Are you interested in contributing your expertise to writing some of the wiki entries? contact: dean.giustini@ubc.ca
To browse other articles on a range of HSL topics, see the wiki index.
Introduction
See also Open access in Canada, Open data and Research for librarians - portal
- "...if we are going to continue being relevant in the age of Google and Google Scholar, we need to move beyond the document and facilitate access to the increasing amounts of data that is being made available on the web. ..." (Stuart, 2010)
- "... data curation is the "active and on-going management of data through its lifecycle of interest and usefulness to scholarly and educational activities across the sciences, social sciences, and the humanities ... it is an emerging field that brings new opportunities and challenges for libraries. The growing movement to effectively manage, archive, preserve, retrieve and reuse research data is one that compliments traditional library missions to preserve and access information..."

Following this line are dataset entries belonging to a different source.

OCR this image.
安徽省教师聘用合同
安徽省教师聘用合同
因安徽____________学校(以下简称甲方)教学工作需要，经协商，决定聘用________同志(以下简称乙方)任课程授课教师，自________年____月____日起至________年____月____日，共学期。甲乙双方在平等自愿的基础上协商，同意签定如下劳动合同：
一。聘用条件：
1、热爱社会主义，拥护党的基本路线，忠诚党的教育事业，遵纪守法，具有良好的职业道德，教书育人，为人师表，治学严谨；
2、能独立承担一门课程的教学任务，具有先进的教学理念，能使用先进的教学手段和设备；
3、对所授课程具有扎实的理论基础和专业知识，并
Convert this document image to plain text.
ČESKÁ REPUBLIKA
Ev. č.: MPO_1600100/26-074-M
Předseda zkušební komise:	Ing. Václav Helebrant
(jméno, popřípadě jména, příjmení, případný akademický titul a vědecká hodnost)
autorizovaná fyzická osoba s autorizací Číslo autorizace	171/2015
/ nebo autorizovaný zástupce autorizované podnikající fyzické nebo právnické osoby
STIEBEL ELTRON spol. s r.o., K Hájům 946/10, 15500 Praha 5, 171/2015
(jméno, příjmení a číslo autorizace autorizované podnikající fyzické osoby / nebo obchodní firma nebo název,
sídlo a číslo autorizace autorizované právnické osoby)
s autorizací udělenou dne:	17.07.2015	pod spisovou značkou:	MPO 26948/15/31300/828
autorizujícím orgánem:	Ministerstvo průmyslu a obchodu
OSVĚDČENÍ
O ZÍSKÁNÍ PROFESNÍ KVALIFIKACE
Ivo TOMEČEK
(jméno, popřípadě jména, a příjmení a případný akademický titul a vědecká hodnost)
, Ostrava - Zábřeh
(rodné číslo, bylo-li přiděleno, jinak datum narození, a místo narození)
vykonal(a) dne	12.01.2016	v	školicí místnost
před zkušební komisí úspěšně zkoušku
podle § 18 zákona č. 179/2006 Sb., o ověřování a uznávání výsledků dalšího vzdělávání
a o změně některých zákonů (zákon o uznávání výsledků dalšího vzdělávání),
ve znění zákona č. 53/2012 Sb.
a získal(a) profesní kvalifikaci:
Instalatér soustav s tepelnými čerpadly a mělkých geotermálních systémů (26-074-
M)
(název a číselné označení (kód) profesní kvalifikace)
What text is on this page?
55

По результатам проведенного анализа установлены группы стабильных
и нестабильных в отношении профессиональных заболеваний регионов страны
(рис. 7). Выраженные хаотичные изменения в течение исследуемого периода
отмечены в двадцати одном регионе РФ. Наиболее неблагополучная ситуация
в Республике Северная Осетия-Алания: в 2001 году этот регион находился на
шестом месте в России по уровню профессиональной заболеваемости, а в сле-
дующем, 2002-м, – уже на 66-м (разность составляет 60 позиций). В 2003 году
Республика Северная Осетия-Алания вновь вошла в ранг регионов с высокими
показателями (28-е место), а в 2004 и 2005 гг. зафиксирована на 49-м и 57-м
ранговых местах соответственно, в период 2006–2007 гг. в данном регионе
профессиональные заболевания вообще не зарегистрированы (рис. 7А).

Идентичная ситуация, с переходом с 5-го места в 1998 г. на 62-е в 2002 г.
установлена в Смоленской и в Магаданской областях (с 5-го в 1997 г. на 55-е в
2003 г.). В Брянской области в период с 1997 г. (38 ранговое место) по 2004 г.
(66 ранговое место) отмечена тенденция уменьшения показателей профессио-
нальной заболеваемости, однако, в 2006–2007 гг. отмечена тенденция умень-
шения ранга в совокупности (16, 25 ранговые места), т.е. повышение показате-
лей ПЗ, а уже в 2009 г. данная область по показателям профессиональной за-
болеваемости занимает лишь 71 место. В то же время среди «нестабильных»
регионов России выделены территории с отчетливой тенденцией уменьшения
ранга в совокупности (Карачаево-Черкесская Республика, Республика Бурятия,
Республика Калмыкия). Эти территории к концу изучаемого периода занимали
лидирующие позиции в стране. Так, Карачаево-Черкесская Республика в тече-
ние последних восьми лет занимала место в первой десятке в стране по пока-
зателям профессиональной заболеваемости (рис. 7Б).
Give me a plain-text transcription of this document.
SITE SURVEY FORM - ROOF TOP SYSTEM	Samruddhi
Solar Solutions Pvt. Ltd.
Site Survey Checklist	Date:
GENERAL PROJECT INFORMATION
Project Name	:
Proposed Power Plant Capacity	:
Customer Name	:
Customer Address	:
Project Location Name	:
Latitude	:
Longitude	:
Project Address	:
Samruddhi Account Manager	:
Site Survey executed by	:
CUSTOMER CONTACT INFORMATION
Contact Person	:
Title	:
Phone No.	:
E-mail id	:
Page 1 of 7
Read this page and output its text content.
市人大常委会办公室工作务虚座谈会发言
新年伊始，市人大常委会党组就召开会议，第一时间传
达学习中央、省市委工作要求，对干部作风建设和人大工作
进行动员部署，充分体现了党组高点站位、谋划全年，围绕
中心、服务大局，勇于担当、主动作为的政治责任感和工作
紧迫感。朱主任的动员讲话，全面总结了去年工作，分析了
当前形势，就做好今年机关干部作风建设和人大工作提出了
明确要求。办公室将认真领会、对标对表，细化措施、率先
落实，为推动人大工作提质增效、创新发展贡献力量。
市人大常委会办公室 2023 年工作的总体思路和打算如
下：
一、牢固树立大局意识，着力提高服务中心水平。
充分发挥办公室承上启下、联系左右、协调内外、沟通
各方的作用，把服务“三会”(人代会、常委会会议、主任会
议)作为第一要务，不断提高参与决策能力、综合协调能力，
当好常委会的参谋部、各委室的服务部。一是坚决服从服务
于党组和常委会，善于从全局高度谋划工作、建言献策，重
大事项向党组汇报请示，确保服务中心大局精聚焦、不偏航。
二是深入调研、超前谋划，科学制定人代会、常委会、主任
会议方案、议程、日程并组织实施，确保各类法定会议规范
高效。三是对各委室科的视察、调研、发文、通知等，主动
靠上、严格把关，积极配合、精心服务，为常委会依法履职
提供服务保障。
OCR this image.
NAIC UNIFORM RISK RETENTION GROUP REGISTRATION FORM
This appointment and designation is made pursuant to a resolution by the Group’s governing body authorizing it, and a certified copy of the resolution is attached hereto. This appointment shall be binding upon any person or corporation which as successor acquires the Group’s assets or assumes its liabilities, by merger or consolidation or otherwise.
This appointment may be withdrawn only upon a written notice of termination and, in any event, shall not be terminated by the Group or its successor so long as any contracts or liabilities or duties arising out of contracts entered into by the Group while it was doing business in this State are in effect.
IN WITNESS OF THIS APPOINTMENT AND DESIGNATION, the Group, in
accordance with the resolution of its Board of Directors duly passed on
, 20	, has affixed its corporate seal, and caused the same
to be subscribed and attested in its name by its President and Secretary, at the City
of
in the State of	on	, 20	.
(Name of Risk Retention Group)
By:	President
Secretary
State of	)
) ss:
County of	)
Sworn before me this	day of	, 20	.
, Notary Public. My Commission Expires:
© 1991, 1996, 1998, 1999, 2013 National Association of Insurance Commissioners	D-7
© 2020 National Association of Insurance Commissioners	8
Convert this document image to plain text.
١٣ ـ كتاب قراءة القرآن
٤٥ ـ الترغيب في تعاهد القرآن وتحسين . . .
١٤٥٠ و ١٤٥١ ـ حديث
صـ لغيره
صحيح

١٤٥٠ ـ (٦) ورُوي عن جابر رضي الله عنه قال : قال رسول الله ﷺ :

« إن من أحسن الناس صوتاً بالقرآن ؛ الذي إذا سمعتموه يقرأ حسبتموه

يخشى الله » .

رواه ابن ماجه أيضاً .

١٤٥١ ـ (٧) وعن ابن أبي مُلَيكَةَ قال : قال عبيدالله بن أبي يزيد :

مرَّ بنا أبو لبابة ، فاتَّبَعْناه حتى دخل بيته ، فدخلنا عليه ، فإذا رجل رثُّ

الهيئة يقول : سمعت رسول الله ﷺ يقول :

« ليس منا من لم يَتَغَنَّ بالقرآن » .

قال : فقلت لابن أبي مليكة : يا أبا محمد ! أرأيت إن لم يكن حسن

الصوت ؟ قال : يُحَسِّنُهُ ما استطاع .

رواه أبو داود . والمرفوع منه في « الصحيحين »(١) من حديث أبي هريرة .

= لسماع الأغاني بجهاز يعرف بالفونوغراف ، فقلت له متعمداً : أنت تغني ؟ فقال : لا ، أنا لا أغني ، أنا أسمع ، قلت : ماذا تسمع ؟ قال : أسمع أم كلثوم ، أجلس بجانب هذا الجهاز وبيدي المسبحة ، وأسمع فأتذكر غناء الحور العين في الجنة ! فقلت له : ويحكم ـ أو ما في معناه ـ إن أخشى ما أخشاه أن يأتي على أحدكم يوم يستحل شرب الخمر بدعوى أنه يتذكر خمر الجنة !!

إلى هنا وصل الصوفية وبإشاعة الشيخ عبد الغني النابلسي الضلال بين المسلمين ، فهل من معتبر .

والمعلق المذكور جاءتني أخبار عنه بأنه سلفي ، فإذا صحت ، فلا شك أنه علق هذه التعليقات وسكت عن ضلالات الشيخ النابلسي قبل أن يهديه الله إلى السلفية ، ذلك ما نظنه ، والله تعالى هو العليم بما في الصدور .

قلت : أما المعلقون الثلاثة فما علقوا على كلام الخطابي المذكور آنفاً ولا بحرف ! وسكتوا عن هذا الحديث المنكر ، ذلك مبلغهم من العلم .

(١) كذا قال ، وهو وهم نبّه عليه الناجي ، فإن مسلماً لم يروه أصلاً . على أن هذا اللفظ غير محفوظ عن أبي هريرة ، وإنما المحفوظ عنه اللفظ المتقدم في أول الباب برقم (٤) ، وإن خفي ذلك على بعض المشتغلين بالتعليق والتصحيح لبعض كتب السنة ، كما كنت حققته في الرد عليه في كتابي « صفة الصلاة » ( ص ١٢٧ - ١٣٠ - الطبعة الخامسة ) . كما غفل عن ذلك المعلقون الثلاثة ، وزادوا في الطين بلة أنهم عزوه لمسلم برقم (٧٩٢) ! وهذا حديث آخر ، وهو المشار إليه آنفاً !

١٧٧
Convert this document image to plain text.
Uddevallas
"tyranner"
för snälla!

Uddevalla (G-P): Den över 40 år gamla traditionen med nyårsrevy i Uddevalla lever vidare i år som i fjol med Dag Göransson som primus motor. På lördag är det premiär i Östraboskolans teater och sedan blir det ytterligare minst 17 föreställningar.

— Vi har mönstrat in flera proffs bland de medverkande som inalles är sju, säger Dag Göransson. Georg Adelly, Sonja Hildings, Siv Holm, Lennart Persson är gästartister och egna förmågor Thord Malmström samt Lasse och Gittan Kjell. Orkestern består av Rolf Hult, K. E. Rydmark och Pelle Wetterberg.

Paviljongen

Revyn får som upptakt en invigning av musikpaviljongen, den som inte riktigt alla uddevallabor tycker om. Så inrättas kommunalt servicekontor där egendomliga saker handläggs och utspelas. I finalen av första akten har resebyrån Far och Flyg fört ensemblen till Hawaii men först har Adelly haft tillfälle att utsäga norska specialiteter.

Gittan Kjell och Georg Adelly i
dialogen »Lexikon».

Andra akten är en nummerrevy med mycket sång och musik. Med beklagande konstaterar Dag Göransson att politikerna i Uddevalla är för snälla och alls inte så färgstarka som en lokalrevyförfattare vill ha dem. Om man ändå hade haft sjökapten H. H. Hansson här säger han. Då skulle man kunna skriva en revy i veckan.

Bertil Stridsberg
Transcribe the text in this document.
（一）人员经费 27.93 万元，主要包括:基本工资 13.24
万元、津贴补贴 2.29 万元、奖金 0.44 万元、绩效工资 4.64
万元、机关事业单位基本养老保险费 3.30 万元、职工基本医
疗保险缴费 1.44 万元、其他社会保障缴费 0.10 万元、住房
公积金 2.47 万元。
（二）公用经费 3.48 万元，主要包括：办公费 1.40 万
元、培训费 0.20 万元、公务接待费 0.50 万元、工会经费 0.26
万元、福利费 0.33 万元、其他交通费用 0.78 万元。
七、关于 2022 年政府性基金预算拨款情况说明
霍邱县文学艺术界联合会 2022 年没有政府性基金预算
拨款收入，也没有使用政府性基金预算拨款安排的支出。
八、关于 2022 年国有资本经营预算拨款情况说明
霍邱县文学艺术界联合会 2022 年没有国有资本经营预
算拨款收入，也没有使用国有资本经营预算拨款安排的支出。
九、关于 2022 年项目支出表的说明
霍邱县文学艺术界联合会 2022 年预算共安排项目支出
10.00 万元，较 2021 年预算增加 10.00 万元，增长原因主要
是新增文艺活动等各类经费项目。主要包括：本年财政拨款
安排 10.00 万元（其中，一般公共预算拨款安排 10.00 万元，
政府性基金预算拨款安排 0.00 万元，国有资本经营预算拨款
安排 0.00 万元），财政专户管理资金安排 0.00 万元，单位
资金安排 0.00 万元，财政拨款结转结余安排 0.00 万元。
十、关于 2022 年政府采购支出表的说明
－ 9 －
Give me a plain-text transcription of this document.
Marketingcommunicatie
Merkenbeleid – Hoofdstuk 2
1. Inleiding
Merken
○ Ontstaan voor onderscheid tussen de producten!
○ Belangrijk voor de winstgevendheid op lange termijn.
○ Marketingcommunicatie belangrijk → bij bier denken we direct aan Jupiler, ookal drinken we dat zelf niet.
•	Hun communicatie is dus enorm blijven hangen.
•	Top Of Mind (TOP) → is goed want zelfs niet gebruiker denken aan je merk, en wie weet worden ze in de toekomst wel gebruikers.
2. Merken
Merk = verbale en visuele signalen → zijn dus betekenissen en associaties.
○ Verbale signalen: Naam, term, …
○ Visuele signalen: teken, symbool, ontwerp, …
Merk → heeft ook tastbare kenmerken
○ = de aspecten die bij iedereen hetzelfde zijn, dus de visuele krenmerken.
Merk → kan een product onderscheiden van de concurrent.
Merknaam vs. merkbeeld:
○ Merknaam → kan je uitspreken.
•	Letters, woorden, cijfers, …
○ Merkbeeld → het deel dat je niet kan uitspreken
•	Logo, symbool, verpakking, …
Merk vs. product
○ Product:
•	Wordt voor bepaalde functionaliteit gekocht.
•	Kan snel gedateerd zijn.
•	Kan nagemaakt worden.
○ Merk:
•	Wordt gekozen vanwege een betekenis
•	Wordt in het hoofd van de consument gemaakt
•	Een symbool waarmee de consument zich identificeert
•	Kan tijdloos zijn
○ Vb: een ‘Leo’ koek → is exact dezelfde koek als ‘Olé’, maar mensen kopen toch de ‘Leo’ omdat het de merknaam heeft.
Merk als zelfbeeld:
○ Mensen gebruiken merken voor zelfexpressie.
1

Data management is a process of ensuring the accuracy, accessibility, security and storage of data and other digital files; its archival aspect is often referred to as data curation. In fulfilling curatorial and preservation responsibilities, academic libraries can take more responsibility for the coordination of data management and be part of the long-term institutional needs of faculty members and researchers. Will this data be available for analysis by other researchers? Can it be used for other data mining purposes?
What do we mean by research data and data curation?
"...data curation is the active and on-going management of data through its lifecycle of interest and usefulness to scholarship, science, and education; curation activities enable data discovery and retrieval, maintain quality, add value, and provide for re-use over time..."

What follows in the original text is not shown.